Inloggen
voeg je beschouwing toe

Beschouwingen

Hoe jij woord voor woord een doodkist timmerde

(voor Daniël Marie Antoine Joseph Robberechts (1937 - 1992))

Je bent geboren op 8 mei 1937 in Etterbeek.
Op je twintigste was je leerling-officier, want je studeerde aan de Koninklijke Kadettenschool in Lanaken, waar je binnen een jaar werd weggestuurd. Vanaf je eenentwintigste studeerde je wiskunde aan de Université Libre de Bruxelles en je deed er na twee jaar eindexamen. Daarna wijdde je de rest van je leven aan de literatuur. Naast prozaïst was je essayist en novellist. Je was de uitgever van je driemaandelijkse eenmanstijdschrift 'tijdSCHRIFT', later ''t Schrift'. Je begon er in 1977 mee en het duurde tot het einde van je leven. Het wilde een totaaltekst zijn.

Op je dertigste debuteerde je met de roman 'De Labiele Stilte', die door acht uitgevers werd afgewezen. Niet lang daarna verscheen de essaybundel 'Tegen het personage'. Daarna verscheen je autobiografische, dynamische verhalenbundel 'De grote schaamlippen', wat over schaamtegevoelens ging. Vervolgens verscheen de roman 'Aankomen in Avignon', waarin je het station van Avignon met een vagina vergeleek, de hoofdstraat met een schede, het plein met de baarmoedermond en in de grote gebouwen was je in de baarmoeder zelf. Dit vergelijkingsbeeld had je geleend van Harry Mulisch.

Je vond je vrouw in de Provence en jullie kregen samen kinderen.
In 'Praag schrijven' stonden enkele teksten, waarmee je zelf een beeld van Praag vormde, zonder dat je er ooit bent geweest.
Je publiceerde in: Daele, Dietsche Warande & Belfort, Komma, De Nieuwe, Nieuw Vlaams Tijdschrift, Podium, Yang en Heibel.
Je was de leider van een progressieve schrijversgroep, die de literatuur wilde bevrijden van alle opgelegde beperkingen. Alles moest kunnen en dat pikten de uitgevers maar mondjesmaat. Enkele aanhangers zijn Cyrille Offermans, Jacq Vogelaar, Lidy van Marissing, Leo Pleysier, Lucienne Stassaert en Sybren Polet. Je publiceerde ook dagboeken, wat je op één lijn met Louis Paul Boon zette.
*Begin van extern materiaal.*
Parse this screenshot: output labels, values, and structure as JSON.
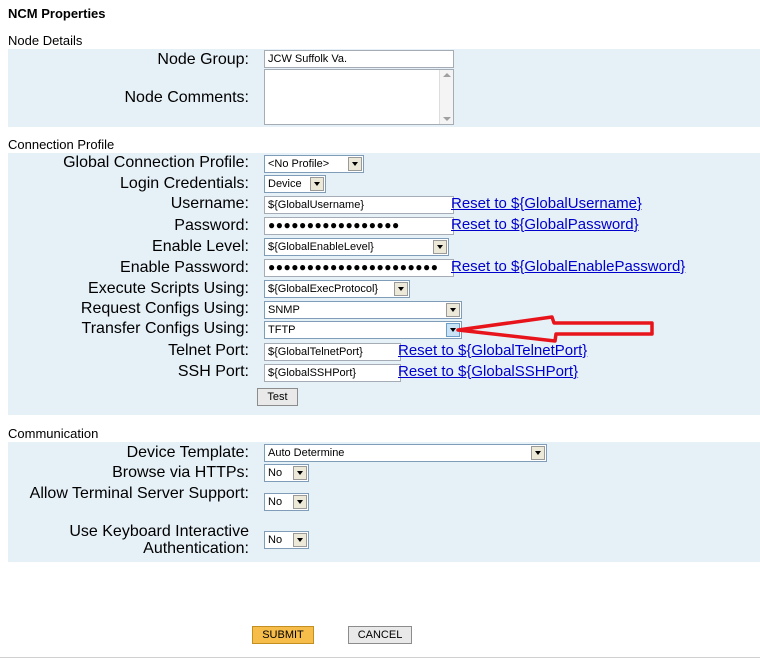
{
  "page": {
    "title": "NCM Properties"
  },
  "node_details": {
    "section_title": "Node Details",
    "node_group_label": "Node Group:",
    "node_group_value": "JCW Suffolk Va.",
    "node_comments_label": "Node Comments:",
    "node_comments_value": ""
  },
  "connection_profile": {
    "section_title": "Connection Profile",
    "global_profile_label": "Global Connection Profile:",
    "global_profile_value": "<No Profile>",
    "login_credentials_label": "Login Credentials:",
    "login_credentials_value": "Device",
    "username_label": "Username:",
    "username_value": "${GlobalUsername}",
    "username_reset": "Reset to ${GlobalUsername}",
    "password_label": "Password:",
    "password_value": "●●●●●●●●●●●●●●●●●",
    "password_reset": "Reset to ${GlobalPassword}",
    "enable_level_label": "Enable Level:",
    "enable_level_value": "${GlobalEnableLevel}",
    "enable_password_label": "Enable Password:",
    "enable_password_value": "●●●●●●●●●●●●●●●●●●●●●●",
    "enable_password_reset": "Reset to ${GlobalEnablePassword}",
    "execute_scripts_label": "Execute Scripts Using:",
    "execute_scripts_value": "${GlobalExecProtocol}",
    "request_configs_label": "Request Configs Using:",
    "request_configs_value": "SNMP",
    "transfer_configs_label": "Transfer Configs Using:",
    "transfer_configs_value": "TFTP",
    "telnet_port_label": "Telnet Port:",
    "telnet_port_value": "${GlobalTelnetPort}",
    "telnet_port_reset": "Reset to ${GlobalTelnetPort}",
    "ssh_port_label": "SSH Port:",
    "ssh_port_value": "${GlobalSSHPort}",
    "ssh_port_reset": "Reset to ${GlobalSSHPort}",
    "test_button": "Test"
  },
  "communication": {
    "section_title": "Communication",
    "device_template_label": "Device Template:",
    "device_template_value": "Auto Determine",
    "browse_https_label": "Browse via HTTPs:",
    "browse_https_value": "No",
    "terminal_server_label": "Allow Terminal Server Support:",
    "terminal_server_value": "No",
    "keyboard_auth_label": "Use Keyboard Interactive Authentication:",
    "keyboard_auth_value": "No"
  },
  "actions": {
    "submit": "SUBMIT",
    "cancel": "CANCEL"
  },
  "colors": {
    "panel_bg": "#e6f0f7",
    "link": "#0000cc",
    "submit_bg": "#f6bd4a",
    "annotation_arrow": "#e8141b"
  }
}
Op je zevenentwintigste was je al een wereldvreemde kluizenaar in een geheimzinnig, hermetisch gesloten toverhuis op een vergeten plek. Je had jezelf bewust van de afstootwereld afgesloten en je zegevierend van de benepen, materialistische, kortzichtige mensen afgezonderd, een beetje zoals een karthuizer monnik met zuivere bedoelingen.
Je hield nu eenmaal van je al te eenzame leven in Everbeek. Als sociaal zeer geremd mens was je geobsedeerd door de verhalen over Parijse orgieën. Je kreeg al hevige hartkloppingen bij het zien van de Franse, oervrouwelijke zangeres/actrice Marie Laforêt, omdat ze bijzonder knap was en omdat je dacht dat ze aan seksorgieën meedeed. Dat fantaseerde en projecteerde je, want Marie kreeg op haar derde een seksueel trauma, wat haar nog geremder dan jou maakte. Inmiddels is ze 73 jaar.
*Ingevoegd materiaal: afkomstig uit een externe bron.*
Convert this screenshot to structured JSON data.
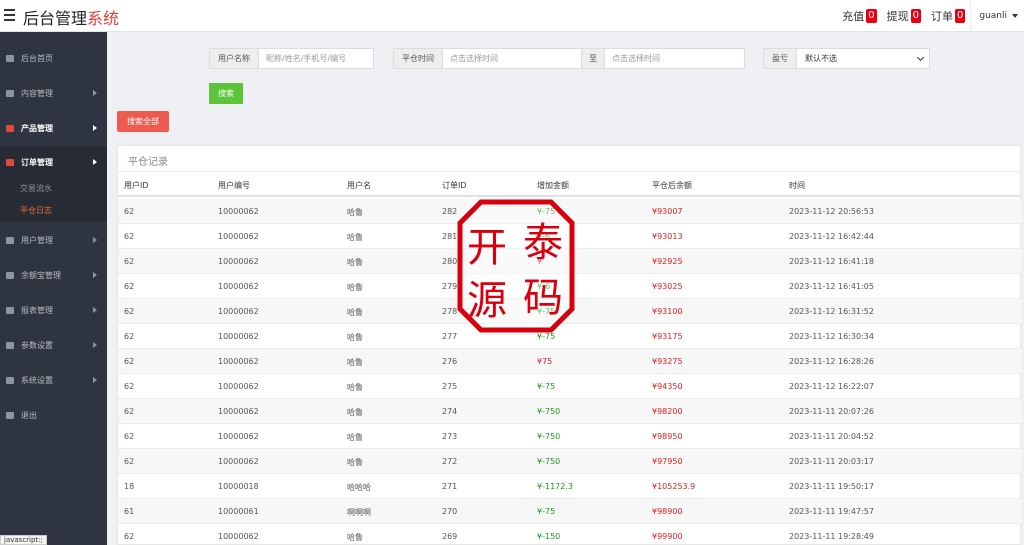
{
  "header": {
    "brand_main": "后台管理",
    "brand_accent": "系统",
    "recharge_label": "充值",
    "recharge_count": "0",
    "withdraw_label": "提现",
    "withdraw_count": "0",
    "order_label": "订单",
    "order_count": "0",
    "username": "guanli"
  },
  "sidebar": {
    "items": [
      {
        "label": "后台首页",
        "icon": "dashboard-icon"
      },
      {
        "label": "内容管理",
        "icon": "content-icon"
      },
      {
        "label": "产品管理",
        "icon": "bitcoin-icon"
      },
      {
        "label": "订单管理",
        "icon": "order-icon"
      },
      {
        "label": "用户管理",
        "icon": "user-icon"
      },
      {
        "label": "余额宝管理",
        "icon": "wallet-icon"
      },
      {
        "label": "报表管理",
        "icon": "report-icon"
      },
      {
        "label": "参数设置",
        "icon": "params-icon"
      },
      {
        "label": "系统设置",
        "icon": "gears-icon"
      },
      {
        "label": "退出",
        "icon": "logout-icon"
      }
    ],
    "submenu": [
      "交易流水",
      "平仓日志"
    ],
    "status_tip": "javascript:;"
  },
  "filters": {
    "user_label": "用户名称",
    "user_placeholder": "昵称/姓名/手机号/编号",
    "time_label": "平仓时间",
    "time_start_placeholder": "点击选择时间",
    "time_to": "至",
    "time_end_placeholder": "点击选择时间",
    "pnl_label": "盈亏",
    "pnl_selected": "默认不选",
    "search_button": "搜索",
    "search_all_button": "搜索全部"
  },
  "table": {
    "title": "平仓记录",
    "headers": [
      "用户ID",
      "用户编号",
      "用户名",
      "订单ID",
      "增加金额",
      "平仓后余额",
      "时间"
    ],
    "rows": [
      [
        "62",
        "10000062",
        "哈鲁",
        "282",
        "¥-75",
        "¥93007",
        "2023-11-12 20:56:53"
      ],
      [
        "62",
        "10000062",
        "哈鲁",
        "281",
        "¥-6",
        "¥93013",
        "2023-11-12 16:42:44"
      ],
      [
        "62",
        "10000062",
        "哈鲁",
        "280",
        "¥",
        "¥92925",
        "2023-11-12 16:41:18"
      ],
      [
        "62",
        "10000062",
        "哈鲁",
        "279",
        "¥-6",
        "¥93025",
        "2023-11-12 16:41:05"
      ],
      [
        "62",
        "10000062",
        "哈鲁",
        "278",
        "¥-75",
        "¥93100",
        "2023-11-12 16:31:52"
      ],
      [
        "62",
        "10000062",
        "哈鲁",
        "277",
        "¥-75",
        "¥93175",
        "2023-11-12 16:30:34"
      ],
      [
        "62",
        "10000062",
        "哈鲁",
        "276",
        "¥75",
        "¥93275",
        "2023-11-12 16:28:26"
      ],
      [
        "62",
        "10000062",
        "哈鲁",
        "275",
        "¥-75",
        "¥94350",
        "2023-11-12 16:22:07"
      ],
      [
        "62",
        "10000062",
        "哈鲁",
        "274",
        "¥-750",
        "¥98200",
        "2023-11-11 20:07:26"
      ],
      [
        "62",
        "10000062",
        "哈鲁",
        "273",
        "¥-750",
        "¥98950",
        "2023-11-11 20:04:52"
      ],
      [
        "62",
        "10000062",
        "哈鲁",
        "272",
        "¥-750",
        "¥97950",
        "2023-11-11 20:03:17"
      ],
      [
        "18",
        "10000018",
        "哈哈哈",
        "271",
        "¥-1172.3",
        "¥105253.9",
        "2023-11-11 19:50:17"
      ],
      [
        "61",
        "10000061",
        "啊啊啊",
        "270",
        "¥-75",
        "¥98900",
        "2023-11-11 19:47:57"
      ],
      [
        "62",
        "10000062",
        "哈鲁",
        "269",
        "¥-150",
        "¥99900",
        "2023-11-11 19:28:49"
      ]
    ]
  },
  "watermark": {
    "chars": [
      "开",
      "泰",
      "源",
      "码"
    ],
    "color": "#d9000d"
  }
}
Je was bang voor ongeremde erotiek en daarom schreef je jouw seksuele spanningen en remmingen weg. Liever dat, dan de daadwerkelijke confrontatie met een wilde tijgerin/maîtresse, hoezeer je daar ook naar verlangde. Bovendien was je te preuts en timide om een hoerenloper te zijn. Wegens je grote verzameling pornografie vreesde je iedere dag een gewelddadige inval van de gendarmerie.

Je was bevriend met Jan Emiel Daele en je kende Dirk de Witte, die beiden voor jou zelfdoding pleegden. Dirk was je afschrikwekkende spiegelbeeld. Je kon jarenlang geen uitgever vinden en door je geïsoleerde bestaan werd je nauwelijks gelezen. Je vriend Julien Weverbergh noemde jou 'de onbekendste, erkende schrijver van Vlaanderen'.
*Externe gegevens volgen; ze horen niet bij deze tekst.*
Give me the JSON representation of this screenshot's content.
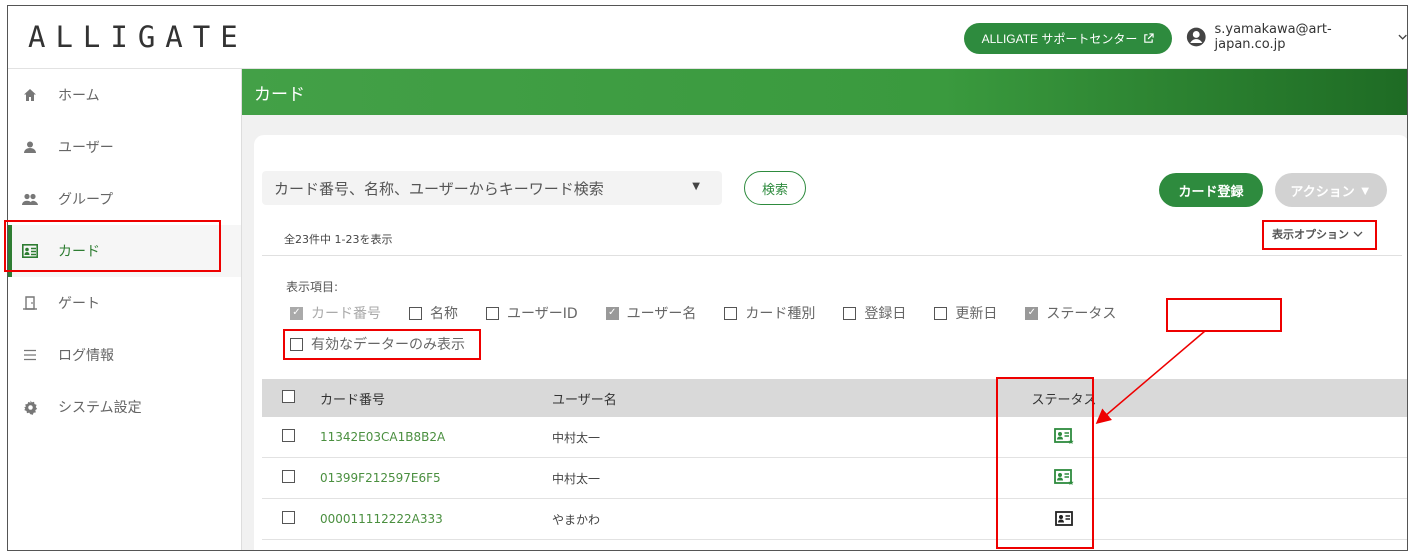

Je ontving vier grote, literaire prijzen, maar je dook onder alsof de tweede wereldoorlog nooit was geëindigd. Maar weinigen wisten je te traceren. Je bent verdwaald en omgekomen in een oersaai privé-labyrint van de meest dodelijke woorden. Ik denk aan het woord 'mindfucking', want je schreef zelf, dat je het schrijven enkel voor een vrije, seksuele promiscuïteit wilde opgeven. Was je dan een seksueel-gefrustreerde gevangene? Had een bekwame sekstherapeute of een Freudiaanse psychiater je tegen kunnen houden? Wilde de kurk niet meer van de erotische wijnfles? Was impotentie de dood in de fles? Was je erotiekbeleving ter ziele en daarmee je levenslust?
Je schreef 'De schrijver leeft alleen in zijn geschriften en voor de rest is hij een onbekende, een eerste de beste, een doffe man van de straat'. Een geweldige omschrijving van je chronische depressie.
Al vanaf je vijfentwintigste overwoog je geregeld zelfdoding. Met grote solidariteit las je de dagboekfragmenten van Cesare Pavese, die zelfdoding pleegde. Over Jan Zajic schreef je: 'Maar gister heeft een zeventienjarige Tsjech door zelfverbranding zelfmoord gepleegd. En ik leef zomaar.' Weer zo'n zwaardepressieve opmerking.

En je schreef: 'Men gunne elkeen tenminste zijn eigen dood', wederom zo'n projectie van je depressieve gedachtespinsels en een nieuw webdraad van je vrijbrief aangaande je zelfverkozen dood, waarop je jarenlang hebt zitten broeden. Je observeerde voornamelijk, wat je als ego-dode zeer scherp kon, de markante figuren in Geraardsbergen en de omliggende dorpen. Je bril leek wel op twee aan elkaar gemonteerde supervergrootglazen, van waarachter je met je intens droevige, vermoeide, moegekeken uilenogen de zo verfoeide, smakeloze, vijandige mensenwereld bespiedde.

Op 27 mei 1992 heb je je faalangstige, sombere, uitgeholde, zwaar vereenzaamde, literair niet meer ter zake doende, schijnbaar effectloze leven achter je gelaten door meer dan voldoende, dodelijke middelen in te nemen.

Je werd vijfenvijftig jaar. Ouder dan vele eveneens ongelukkige collega's.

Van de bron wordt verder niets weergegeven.